The Himmelberger lumber business dates back to 1867 when John "Isaac" Himmelberger started a large sawmill operations near Logansport, Indiana, on the Wabash River. The business was expanded in 1880 to Buffington, Missouri, in Stoddard County. (Mr. Buffington was the owner of the local sawmill.)
Isaac and wife, Catherine Haak, married in Indiana and were the parents of seven children. Son, John Henry, became the bookkeeper and operations manager at the second mill acquired near Morehouse, Missouri. The firm grew into one of the largest hardwood lumber plants in the country.
In 1895, the Himmelberger sawmills joined the Luce family of Ohio, which owned several hundred thousand acres of swamp woodlands in New Madrid County. Together, they formed the Himmelberger-Luce Land and Lumber Co.
In the prime of his life, 60-year-old Isaac Himmelberger was stricken by illness and died at his Logansport home July 16, 1900.
W.H. Harrison in 1902 purchased the Ohio firm creating the Himmelberger-Harrison Lumber Co., with John H. Himmelberger, president.
Throughout the vast swampland of Southeast Missouri, the lumber companies turned towering virgin timber into lumber. After clearing the forests, they came upon the realization the land was agriculturally rich with sediment from the flooding of the St. Francis and Mississippi rivers.
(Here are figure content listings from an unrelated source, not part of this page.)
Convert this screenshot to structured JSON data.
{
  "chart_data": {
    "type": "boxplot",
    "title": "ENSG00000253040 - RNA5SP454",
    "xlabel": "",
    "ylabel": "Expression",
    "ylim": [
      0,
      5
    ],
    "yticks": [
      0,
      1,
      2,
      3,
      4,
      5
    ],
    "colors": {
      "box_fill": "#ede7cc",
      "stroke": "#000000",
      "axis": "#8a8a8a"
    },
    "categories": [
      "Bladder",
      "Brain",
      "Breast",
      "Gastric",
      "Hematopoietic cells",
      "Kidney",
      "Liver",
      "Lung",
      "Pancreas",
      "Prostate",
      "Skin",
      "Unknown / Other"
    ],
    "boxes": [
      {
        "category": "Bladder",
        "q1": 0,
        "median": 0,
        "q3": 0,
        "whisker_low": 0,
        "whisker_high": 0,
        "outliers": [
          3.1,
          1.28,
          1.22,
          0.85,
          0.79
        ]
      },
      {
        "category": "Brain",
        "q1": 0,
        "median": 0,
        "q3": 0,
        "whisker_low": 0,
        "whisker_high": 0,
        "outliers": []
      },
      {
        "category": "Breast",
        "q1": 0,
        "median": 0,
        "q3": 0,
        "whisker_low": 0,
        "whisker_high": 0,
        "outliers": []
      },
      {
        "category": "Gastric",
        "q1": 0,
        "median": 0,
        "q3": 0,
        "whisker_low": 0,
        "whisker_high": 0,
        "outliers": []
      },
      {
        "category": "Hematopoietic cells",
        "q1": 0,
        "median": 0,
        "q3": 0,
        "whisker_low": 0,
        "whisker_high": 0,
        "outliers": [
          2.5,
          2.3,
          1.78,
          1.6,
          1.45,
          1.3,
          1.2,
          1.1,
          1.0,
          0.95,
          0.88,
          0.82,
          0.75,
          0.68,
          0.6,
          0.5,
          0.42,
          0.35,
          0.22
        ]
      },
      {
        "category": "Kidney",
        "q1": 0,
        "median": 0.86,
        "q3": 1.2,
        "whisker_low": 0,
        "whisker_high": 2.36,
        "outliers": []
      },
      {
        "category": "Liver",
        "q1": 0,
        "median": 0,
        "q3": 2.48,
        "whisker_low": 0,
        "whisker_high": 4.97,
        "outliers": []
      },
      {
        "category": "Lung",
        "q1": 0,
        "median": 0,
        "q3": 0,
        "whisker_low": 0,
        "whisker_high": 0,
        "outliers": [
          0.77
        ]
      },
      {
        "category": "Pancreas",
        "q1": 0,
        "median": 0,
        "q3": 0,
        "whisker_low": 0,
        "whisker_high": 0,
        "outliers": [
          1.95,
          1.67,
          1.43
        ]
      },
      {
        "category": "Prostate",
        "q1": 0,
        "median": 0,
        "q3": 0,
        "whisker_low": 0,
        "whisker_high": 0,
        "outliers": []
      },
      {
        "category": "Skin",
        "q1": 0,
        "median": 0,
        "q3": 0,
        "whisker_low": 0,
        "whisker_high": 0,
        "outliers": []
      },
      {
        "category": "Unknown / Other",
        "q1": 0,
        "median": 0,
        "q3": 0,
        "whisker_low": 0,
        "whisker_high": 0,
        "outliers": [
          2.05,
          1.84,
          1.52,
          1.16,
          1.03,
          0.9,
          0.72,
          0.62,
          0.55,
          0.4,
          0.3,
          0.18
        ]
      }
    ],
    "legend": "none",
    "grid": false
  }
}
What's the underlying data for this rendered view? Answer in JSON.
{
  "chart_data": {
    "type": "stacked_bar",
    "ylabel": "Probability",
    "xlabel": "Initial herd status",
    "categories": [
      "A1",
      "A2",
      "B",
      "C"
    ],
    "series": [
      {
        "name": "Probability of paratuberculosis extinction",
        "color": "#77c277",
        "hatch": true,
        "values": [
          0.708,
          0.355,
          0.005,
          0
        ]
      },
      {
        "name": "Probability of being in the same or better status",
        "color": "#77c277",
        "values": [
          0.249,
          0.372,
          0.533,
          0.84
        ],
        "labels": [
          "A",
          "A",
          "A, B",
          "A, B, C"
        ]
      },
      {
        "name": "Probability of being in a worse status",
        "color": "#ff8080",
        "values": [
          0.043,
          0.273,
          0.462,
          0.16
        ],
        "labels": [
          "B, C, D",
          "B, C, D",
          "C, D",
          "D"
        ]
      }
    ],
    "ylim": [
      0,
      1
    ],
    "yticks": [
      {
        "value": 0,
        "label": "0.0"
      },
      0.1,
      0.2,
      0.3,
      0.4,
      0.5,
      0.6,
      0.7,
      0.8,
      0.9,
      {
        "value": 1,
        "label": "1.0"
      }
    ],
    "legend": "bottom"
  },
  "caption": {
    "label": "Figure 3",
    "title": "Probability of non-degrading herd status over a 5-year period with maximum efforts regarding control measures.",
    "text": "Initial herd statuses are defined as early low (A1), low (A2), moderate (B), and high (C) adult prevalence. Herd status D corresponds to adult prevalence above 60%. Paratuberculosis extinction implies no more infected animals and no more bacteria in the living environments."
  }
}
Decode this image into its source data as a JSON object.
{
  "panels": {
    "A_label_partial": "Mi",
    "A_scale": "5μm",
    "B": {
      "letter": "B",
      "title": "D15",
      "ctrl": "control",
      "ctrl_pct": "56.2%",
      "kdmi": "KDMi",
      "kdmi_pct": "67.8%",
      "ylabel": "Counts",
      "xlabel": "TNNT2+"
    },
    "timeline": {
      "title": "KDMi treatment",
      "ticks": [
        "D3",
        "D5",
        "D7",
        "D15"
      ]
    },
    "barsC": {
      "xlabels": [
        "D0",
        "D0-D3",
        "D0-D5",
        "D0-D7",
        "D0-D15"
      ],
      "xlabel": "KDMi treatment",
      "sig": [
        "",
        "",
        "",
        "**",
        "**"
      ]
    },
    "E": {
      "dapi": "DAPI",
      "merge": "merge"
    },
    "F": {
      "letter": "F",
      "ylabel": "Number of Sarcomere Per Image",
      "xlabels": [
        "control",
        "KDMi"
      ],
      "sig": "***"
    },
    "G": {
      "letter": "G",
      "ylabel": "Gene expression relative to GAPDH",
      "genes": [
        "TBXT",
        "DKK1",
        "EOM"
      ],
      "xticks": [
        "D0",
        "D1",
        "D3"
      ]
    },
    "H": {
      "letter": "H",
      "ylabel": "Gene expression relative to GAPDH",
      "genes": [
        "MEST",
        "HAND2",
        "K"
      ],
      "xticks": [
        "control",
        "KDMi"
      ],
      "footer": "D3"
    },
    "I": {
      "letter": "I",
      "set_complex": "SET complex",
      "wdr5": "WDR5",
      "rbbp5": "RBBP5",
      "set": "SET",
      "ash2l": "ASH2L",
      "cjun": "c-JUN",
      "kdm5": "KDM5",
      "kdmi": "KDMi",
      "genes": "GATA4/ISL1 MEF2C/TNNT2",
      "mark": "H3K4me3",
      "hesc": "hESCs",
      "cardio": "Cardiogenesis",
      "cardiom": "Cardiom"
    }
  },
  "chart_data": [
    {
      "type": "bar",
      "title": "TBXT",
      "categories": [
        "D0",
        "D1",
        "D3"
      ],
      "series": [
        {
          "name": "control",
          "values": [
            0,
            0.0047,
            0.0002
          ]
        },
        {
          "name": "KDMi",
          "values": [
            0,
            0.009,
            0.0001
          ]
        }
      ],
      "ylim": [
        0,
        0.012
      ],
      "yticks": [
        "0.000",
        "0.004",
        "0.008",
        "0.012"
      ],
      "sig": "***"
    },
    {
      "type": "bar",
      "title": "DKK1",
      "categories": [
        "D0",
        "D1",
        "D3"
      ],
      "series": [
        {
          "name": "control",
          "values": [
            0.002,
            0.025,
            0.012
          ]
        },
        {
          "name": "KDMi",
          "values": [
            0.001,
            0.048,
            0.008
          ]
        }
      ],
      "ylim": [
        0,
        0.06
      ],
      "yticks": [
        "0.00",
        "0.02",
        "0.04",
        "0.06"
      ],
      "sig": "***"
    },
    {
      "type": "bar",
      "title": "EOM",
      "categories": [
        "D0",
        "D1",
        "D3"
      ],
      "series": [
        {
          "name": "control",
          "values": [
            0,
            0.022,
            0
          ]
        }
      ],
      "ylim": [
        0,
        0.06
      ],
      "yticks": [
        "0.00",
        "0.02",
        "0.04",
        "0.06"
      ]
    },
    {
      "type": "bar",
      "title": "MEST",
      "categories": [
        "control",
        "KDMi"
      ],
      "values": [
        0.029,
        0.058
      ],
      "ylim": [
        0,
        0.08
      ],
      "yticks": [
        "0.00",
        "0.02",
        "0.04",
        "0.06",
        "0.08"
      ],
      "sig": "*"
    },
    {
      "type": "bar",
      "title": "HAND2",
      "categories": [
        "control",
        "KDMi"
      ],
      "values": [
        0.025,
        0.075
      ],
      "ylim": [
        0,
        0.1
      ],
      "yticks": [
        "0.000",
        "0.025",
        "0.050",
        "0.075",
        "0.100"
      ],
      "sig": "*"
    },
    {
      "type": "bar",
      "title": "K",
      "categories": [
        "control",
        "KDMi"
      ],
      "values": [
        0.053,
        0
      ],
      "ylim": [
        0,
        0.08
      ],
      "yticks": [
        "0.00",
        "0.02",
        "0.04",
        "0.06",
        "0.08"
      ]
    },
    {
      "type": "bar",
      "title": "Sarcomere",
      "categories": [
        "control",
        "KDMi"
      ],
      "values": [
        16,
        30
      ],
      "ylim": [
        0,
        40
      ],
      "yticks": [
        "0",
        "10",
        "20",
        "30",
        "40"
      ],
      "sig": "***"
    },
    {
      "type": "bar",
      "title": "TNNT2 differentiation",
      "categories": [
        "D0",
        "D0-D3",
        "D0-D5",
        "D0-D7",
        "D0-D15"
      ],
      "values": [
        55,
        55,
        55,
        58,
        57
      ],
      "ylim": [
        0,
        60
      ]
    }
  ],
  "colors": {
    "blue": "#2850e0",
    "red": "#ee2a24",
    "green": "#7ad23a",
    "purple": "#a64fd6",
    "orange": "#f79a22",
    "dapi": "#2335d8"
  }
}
Otto Kochtitsky, representing the H-H Lumber Co., promoted the Little River Drainage District to reclaim the Little River swamp, a valley approximately 90 miles long by 20 mules wide. (Little River was named by early French trappers to distinguish it from the big Mississippi River.) Kochtitsky visited all the property owners to get permission by which to develop his plan. A corporation was created in 1907.
The Little River Drainage District encompassed 500,000 acres of land from Cape Girardeau to the Arkansas line. It is said the massive operation moved more dirt than the building the Panama Canal.
In 1889, John H. Himmelberger married Mary A. Kestling at the bride's home in Indiana. Moving to Cape Girardeau in 1901 from Morehouse, they became parents of Harry, Charles, Katherine and John M. They built their 12-room stately home at 700 Bellevue, on the northwest corner of Sprigg and Bellevue.
A five-story, reinforced steel brick building was built in 1907 on the corner of Fountain Streeet and Broadway in Cape Giardeau to become the headquarters of Himmelberger-Harrison Lumber Co., as well as the Little River Drainage District offices.
While on a journey from Chicago to Indiana to visit his sister, Lillian Cresmond, John Henry Himmelberger became ill. He later died on Oct. 7, 1930, at Cresmond's summer home. Internment was in the New Lorimier Cemetery Mausoleum conducted by the First Presbyterian Church pastor. Both he and Mary, who died three years later, were active in Cape Girardeau organizations. As president of the library board, she was very active in obtaining the Carnegie Library.
The Himmelberger home passed into the hands of the Louis Hecht family in 1935, when it was razed. The Hechts' Tudor-style home was completed October 1937. It is presently the parsonage of Centenary United Methodist Church.